Festgelegte Kriterien für die Wahl des Standortes waren eine ausreichende Fläche, eine Bahnanschlussmöglichkeit und möglichst viele Ländereien im Besitz der Stadt Kempten. Mit der Vollendung der Bahnstrecke von Neu-Ulm über Memmingen nach Kempten im Jahr 1863 war eine Basis für einen Bahnhof an drei potenziellen Stellen gegeben. Kandidaten waren die Engelhalde, der Lindenberg oder die Bleichhöfe. Der Magistrat der Stadt entschied sich am Ende für das Gelände an den Stadtbleichen: Die Engelhalde sollte dem Kiesabbau dienen und besaß Terrainprobleme. Der Lindenberg schied aus, weil sich kurz unter der Bodenoberfläche die Fundamente des römerzeitlichen Kemptens befanden, diese sollten zunächst überhaupt grundlegend erforscht werden. Die Flächen bei den Bleichhöfen besaßen folgende Vorteile: Das Terrain war einfach zu bearbeiten, die meisten Grundstücke gehörten der Stadt und es lag eine direkte Bahnlinie für einen Durchgangsbahnhof vor. Der Bürgermeister Adolf Horchler gab dann 1907 den Auftrag für den Bau des Ostbahnhofes mit Industriegleisanschlüssen an der Bahnlinie Neu-Ulm–Kempten.[1] Horchler erwarb zusätzlich diverse Grundstücke im nahen Umfeld um diese vergünstigt an die Industrie zu verkaufen.[2]

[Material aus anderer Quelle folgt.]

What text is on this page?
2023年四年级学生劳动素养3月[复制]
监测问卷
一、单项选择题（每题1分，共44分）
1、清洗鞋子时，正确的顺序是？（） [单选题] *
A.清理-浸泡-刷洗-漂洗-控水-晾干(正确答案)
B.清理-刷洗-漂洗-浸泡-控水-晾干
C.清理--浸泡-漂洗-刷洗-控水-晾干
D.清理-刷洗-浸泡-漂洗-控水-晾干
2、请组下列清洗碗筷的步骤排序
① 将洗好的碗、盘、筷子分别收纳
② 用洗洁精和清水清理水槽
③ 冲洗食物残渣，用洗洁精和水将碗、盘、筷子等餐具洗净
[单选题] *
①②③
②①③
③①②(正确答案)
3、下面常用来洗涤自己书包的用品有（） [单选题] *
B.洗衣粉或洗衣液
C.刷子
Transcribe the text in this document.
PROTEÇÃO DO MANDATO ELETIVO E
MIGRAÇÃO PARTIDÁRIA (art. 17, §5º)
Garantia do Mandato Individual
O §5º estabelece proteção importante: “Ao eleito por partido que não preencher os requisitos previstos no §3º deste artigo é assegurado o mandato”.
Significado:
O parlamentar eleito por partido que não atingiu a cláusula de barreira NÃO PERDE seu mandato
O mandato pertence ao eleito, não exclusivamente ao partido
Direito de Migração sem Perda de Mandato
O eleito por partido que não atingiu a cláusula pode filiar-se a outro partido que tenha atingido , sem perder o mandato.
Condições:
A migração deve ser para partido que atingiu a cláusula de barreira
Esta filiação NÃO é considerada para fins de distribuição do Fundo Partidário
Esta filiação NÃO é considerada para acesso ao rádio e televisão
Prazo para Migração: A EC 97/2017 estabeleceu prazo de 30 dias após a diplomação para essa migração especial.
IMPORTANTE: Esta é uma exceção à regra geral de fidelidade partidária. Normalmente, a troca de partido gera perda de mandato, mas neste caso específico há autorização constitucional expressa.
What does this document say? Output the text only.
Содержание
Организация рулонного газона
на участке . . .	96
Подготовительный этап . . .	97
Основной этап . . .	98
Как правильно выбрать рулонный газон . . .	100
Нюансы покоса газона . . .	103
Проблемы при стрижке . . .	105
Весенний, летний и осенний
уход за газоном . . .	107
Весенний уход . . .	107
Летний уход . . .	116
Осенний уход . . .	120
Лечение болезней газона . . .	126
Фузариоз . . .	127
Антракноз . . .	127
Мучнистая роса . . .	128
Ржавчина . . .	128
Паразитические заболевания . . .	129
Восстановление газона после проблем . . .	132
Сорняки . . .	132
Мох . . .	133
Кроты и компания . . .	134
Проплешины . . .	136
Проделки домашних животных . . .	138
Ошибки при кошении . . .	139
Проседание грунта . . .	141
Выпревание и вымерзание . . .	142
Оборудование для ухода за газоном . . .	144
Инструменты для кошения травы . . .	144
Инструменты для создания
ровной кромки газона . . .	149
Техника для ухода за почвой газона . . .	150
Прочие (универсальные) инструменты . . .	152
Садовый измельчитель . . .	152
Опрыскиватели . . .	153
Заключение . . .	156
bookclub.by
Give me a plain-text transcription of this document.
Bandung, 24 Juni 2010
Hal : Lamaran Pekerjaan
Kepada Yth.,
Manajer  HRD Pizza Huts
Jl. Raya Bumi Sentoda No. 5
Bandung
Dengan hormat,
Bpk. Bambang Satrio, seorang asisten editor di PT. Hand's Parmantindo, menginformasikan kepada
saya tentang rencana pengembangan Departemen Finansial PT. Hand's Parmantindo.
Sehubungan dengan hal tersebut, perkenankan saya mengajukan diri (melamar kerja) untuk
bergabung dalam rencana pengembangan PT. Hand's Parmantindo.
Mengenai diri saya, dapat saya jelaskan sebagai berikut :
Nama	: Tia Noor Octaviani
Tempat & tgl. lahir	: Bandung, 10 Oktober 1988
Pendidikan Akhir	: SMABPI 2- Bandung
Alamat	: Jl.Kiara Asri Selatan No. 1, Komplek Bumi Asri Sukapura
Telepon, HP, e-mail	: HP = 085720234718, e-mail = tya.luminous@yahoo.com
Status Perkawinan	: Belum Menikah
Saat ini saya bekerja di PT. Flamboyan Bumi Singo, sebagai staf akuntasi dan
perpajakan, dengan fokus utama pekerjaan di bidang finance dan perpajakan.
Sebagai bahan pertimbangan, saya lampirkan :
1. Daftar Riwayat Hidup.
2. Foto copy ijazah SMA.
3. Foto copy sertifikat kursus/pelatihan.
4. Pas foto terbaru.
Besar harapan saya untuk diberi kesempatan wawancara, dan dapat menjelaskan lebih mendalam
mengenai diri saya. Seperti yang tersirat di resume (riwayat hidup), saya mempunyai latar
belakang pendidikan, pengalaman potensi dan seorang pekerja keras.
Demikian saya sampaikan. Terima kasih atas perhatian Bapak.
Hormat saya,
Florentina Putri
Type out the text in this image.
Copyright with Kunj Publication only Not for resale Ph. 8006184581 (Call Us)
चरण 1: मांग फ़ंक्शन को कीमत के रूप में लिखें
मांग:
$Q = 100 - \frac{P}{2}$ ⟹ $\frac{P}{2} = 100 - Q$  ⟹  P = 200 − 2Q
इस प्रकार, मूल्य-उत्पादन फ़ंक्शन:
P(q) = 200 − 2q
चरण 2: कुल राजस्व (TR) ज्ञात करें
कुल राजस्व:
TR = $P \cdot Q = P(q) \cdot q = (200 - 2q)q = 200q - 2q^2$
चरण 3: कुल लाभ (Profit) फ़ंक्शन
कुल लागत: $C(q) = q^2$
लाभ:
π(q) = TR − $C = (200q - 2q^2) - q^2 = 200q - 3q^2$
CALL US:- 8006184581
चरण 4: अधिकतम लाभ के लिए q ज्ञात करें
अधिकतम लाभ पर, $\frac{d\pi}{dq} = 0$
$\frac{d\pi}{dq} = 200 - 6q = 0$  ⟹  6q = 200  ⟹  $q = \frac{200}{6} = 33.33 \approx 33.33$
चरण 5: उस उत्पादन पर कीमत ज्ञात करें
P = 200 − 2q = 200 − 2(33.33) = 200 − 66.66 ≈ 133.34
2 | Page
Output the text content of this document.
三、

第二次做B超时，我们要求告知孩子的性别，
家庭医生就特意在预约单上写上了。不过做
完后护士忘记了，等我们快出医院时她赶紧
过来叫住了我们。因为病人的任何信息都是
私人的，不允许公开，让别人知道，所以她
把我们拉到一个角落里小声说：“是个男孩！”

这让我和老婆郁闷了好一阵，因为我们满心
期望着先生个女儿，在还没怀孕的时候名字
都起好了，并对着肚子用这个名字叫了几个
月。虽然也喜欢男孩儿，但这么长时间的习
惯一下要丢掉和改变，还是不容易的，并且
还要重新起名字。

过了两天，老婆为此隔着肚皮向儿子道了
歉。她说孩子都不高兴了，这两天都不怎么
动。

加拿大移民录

Auf die Initiative von Horchler folgte eine 12-jährige Erschließungspause bis Otto Merkt den Industriebahnhof im Jahr 1919 fertigstellen und eine Kraftstromversorgung einrichten ließ. Nördlich der Ostbahnhofs-Bahnunterführung entstand ein Weichenwärterhaus, von diesem zweigten zwei Stichgleise nach Westen ab.[1] Zur Ansiedlung von Industrie wurde nicht nur lokal, sondern auch reichsweit intensiv Werbung betrieben.[3] So siedelte sich eine Glockengießerei aus Apolda an, die von dem Gleisanschluss Gebrauch machte. Im Winter 1923/24 wurden bei einem Ausbau des Ostbahnhofs Erwerbslose beschäftigt; bis in das Jahr 1930 siedelten sich zwölf Unternehmen an, unter anderem war dort die Offset-Druckerei Heinrich Nicolaus ansässig und baute ihren Betrieb dort fortlaufend aus.
Im Jahr 1929 wurde ein Andor Ákos zugeschriebenes Empfangsgebäude am Ostbahnhof errichtet.[4]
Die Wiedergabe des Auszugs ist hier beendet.